It is not very dense so it does have a fluffier appearance.

The second quilt is in one of my favorite colors - Purples!! It is quite large and has some interesting designs too.
This is quilted in a medium lavendar thread and another all-over design that has loose feathery leaves, swirls and echo quilting. It is more dense than the blue quilt, and will definitely pucker nicely when washed.
I wasn't sure if I'd like the look of the purple thread on the many white areas, but I stuck to my 1st instinct which was to match the thread to the sashings. I think that this was a good decision.

I have 2 samplers, identical in fact, right now to quilt as soon as that darn brown thread arrives. Not sure if these owners want more than a basic Popcorn panto though...

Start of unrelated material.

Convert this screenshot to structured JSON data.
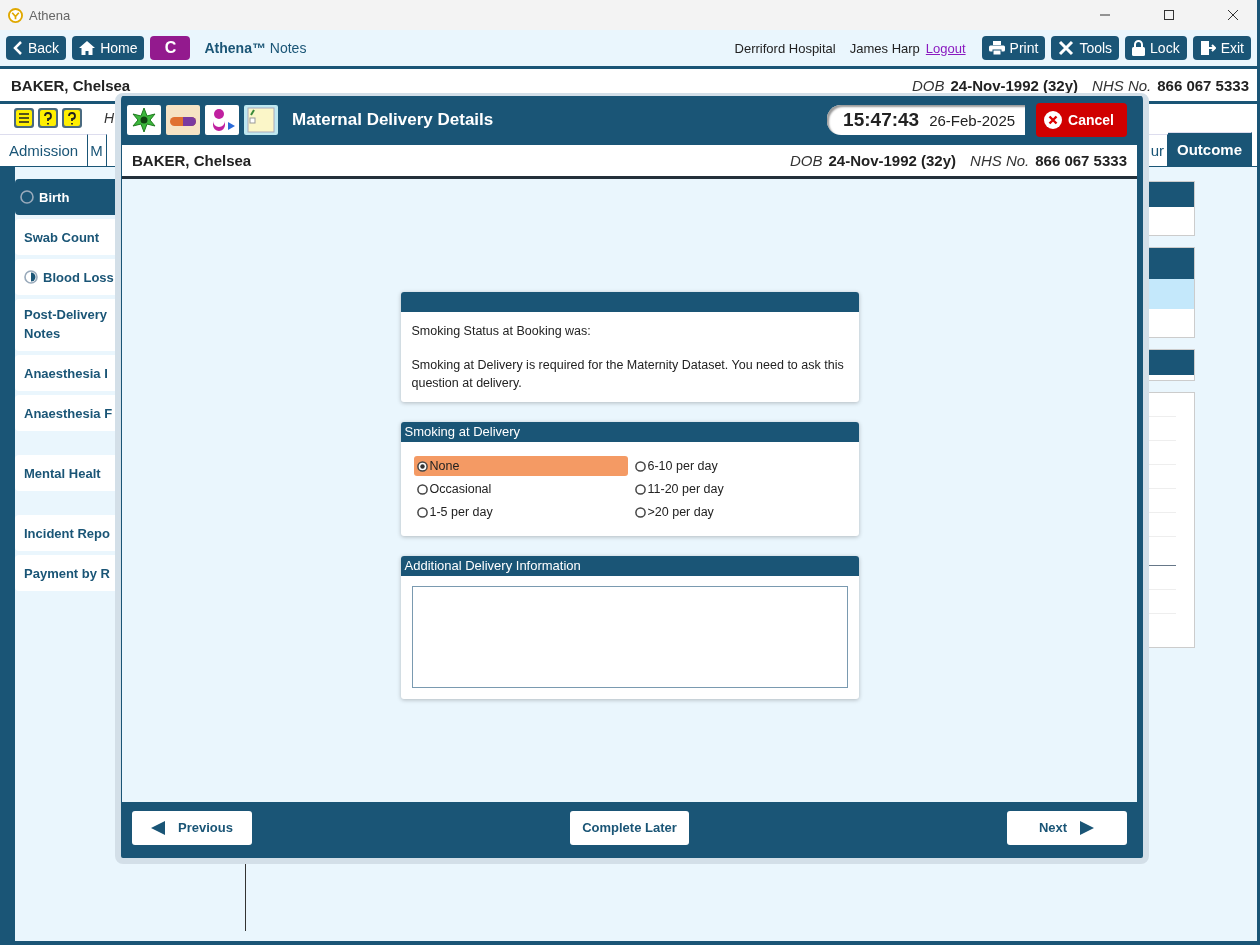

On a different note, I was told today that this lowly blog will be featured on www.WeAllSew.com next week. So, hop on over there and see what Erika has going on, and maybe by next week I will have more fetching things to look at. Some things I have yet to show include a sweet spring table runner made for my mother-in-law for Christmas, a gorgeous batik quilt I finished, and the tales of quilting my first customer T-shirt quilt! Stay tuned. Stay warm. And stay quilting :-)
And for the charitable among us, I must make mention of HGTV's Crayola Challenge. Quilts are being made in 2 pre-assigned crayola colors and are being raffled off in Feb. The proceeds (I believe) go to the Ronald MacDonald house. Anyhow, Bingo Bonnie is making one of these and I will be quilting it for her. I will post more about this in the coming weeks, but donating to this event is of interest to you, I urge you to follow it directly. Last year's quilts were fantastic. I only wish I had known about this in the summer to be making my own quilt!